Jean-Claude Götting est un baroudeur de l’art graphique. Primé à Angoulême pour sa bande dessinée Crève-cœur, pionnier de l’expressionnisme en vignettes, illustrateur de presse, peintre, le Parisien a aussi dessiné les couvertures des traductions françaises des romans Harry Potter. Instants volés compile ses peintures les plus récentes.
On a connu Jean-Claude Götting en plasticien maître du noir et blanc. Crève-cœur était dépourvu de couleurs. Ses dessins exposés à la BRAFA 2015 à Bruxelles ou son exposition « Moments » à la galerie Huberty & Breyne fin 2018 comprenaient déjà des portraits de femmes d’un noir et blanc mélancolique et envoûtant. Instants volés se leste certes de couleurs, mais il conserve cette appétence universelle pour les silhouettes féminines, entourées d’un trait noir caractéristique de Götting, et portraiturées une nouvelle fois dans ces moments de flottement où le temps semble suspendu et le cours de l’existence entre parenthèses.
Ce beau-livre grand format s’ouvre sur un insert. Un œil vert alerte, intense et élégant. Un demi-regard. Page après page, le regard prend justement une dimension émotionnelle capitale. C’est celui qu’un homme pose sur une femme, celui qui traduit le vague à l’âme, celui qu’une femme porte sur elle-même (à travers un miroir) ou sur l’extérieur (d’un balcon), celui qui semble « perdu », symbole d’un moment d’apesanteur, ou qui interpelle, parce qu’il semble indiquer la réflexion, l’ennui, la fermeté ou la tristesse.
Qui sont les sujets de Jean-Claude Götting ? Des femmes modernes, nues ou apprêtées, peintes dans des intérieurs suggérant une certaine aisance – balcons, vues sur les montagnes, piano, décor de chambre d’hôtel, etc.

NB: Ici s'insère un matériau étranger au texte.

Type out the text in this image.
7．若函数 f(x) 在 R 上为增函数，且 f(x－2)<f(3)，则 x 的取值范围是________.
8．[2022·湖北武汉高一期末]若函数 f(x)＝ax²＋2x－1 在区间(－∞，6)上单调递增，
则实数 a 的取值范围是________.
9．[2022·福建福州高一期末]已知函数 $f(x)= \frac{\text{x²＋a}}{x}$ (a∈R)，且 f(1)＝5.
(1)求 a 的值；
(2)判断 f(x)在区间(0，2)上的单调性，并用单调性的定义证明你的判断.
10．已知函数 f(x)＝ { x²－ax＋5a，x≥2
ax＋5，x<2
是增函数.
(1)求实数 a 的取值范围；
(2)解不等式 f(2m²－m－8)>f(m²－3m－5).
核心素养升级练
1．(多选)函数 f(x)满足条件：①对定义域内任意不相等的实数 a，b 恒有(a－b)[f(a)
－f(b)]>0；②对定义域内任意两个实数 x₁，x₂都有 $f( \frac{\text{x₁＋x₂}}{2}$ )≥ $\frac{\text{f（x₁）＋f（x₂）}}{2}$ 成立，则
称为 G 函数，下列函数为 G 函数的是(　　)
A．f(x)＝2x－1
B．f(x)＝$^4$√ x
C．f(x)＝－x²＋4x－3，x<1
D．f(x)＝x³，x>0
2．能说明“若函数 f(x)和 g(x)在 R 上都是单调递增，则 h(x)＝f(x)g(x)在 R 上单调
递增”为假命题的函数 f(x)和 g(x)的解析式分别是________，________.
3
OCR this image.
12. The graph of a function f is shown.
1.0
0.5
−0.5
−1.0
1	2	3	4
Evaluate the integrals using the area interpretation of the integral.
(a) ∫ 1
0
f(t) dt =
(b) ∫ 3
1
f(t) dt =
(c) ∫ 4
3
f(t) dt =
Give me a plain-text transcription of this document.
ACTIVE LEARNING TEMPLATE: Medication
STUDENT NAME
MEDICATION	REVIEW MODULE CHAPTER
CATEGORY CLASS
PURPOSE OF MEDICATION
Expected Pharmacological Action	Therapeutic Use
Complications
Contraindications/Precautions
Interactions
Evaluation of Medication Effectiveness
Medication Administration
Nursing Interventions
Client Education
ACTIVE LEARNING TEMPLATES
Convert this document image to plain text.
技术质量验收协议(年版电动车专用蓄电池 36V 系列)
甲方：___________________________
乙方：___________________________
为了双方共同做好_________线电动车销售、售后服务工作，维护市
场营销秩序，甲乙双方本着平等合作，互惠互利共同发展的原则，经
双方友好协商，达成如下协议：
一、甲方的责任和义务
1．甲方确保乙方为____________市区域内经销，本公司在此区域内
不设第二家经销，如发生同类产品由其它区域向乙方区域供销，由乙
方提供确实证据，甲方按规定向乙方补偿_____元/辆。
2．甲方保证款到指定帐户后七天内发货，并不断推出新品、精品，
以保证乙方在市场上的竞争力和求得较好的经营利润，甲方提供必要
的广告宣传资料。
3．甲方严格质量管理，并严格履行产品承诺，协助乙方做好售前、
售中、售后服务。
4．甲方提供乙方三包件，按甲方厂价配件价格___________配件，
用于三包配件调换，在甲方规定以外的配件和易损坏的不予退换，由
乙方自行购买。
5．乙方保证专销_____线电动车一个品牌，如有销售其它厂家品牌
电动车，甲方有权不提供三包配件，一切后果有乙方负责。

Elles lisent, jouent de la musique, se reposent, réfléchissent, boivent un verre de vin, fument une cigarette, caressent un chat, vérifient leur maquillage, mettent leurs bijoux, regardent par la fenêtre, sortent du bain… Il ne faut pas attendre de l’illustrateur français des working girls en action, il préfère saisir avec poésie, dans des dessins à la fois mélancoliques et enchanteurs, des instants qui s’inscrivent en pointillé, presque inénarrables, à la fois vides d’événements mais emplis d’humanité.
En novembre 2018, Jean-Claude Götting expliquait au Figaro pourquoi il représentait essentiellement des personnages féminins : « Je trouve qu’il y a un côté plus universel que dans la figure masculine. Je dessine des femmes qui n’existent pas. C’est plus symbolique. C’est aussi pour moi le prétexte de créer des compositions stylisées, pas trop nourries, avec des masses colorées à l’intérieur. Et par-dessus tout, de faire de beaux dessins. Et puis, je me souviens aussi qu’il y a très longtemps, dans mon appartement, j’avais un poster, une toile de Kirchner, une femme avec un grand chapeau et je l’adorais. C’est peut-être ce qui m’a donné l’envie ? »
Le point de vue du peintre a cependant ceci de particulier qu’il semble s’attacher à extirper des situations les plus anodines le spleen féminin. À aucun moment, l’observateur ne peut percevoir une forme de plénitude. Ces femmes apparaissent désincarnées, presque éteintes – et parfois stricto sensu, comme lorsqu’elles sommeillent. Les dessins à l’acrylique de Jean-Claude Götting, en plus de jouer sur les perspectives, les lumières et les formes, comprennent des aplats de couleurs qu’on imaginerait a priori en opposition avec l’abattement qui se dégage de ses figures féminines : un jaune pétillant, du vert et de l’orange ici, un rouge vif et un jaune plus pâle là. Ces « instants volés » constituent en quelque sorte les respirations de l’être. Jean-Claude Götting les met en scène avec un charme désabusé.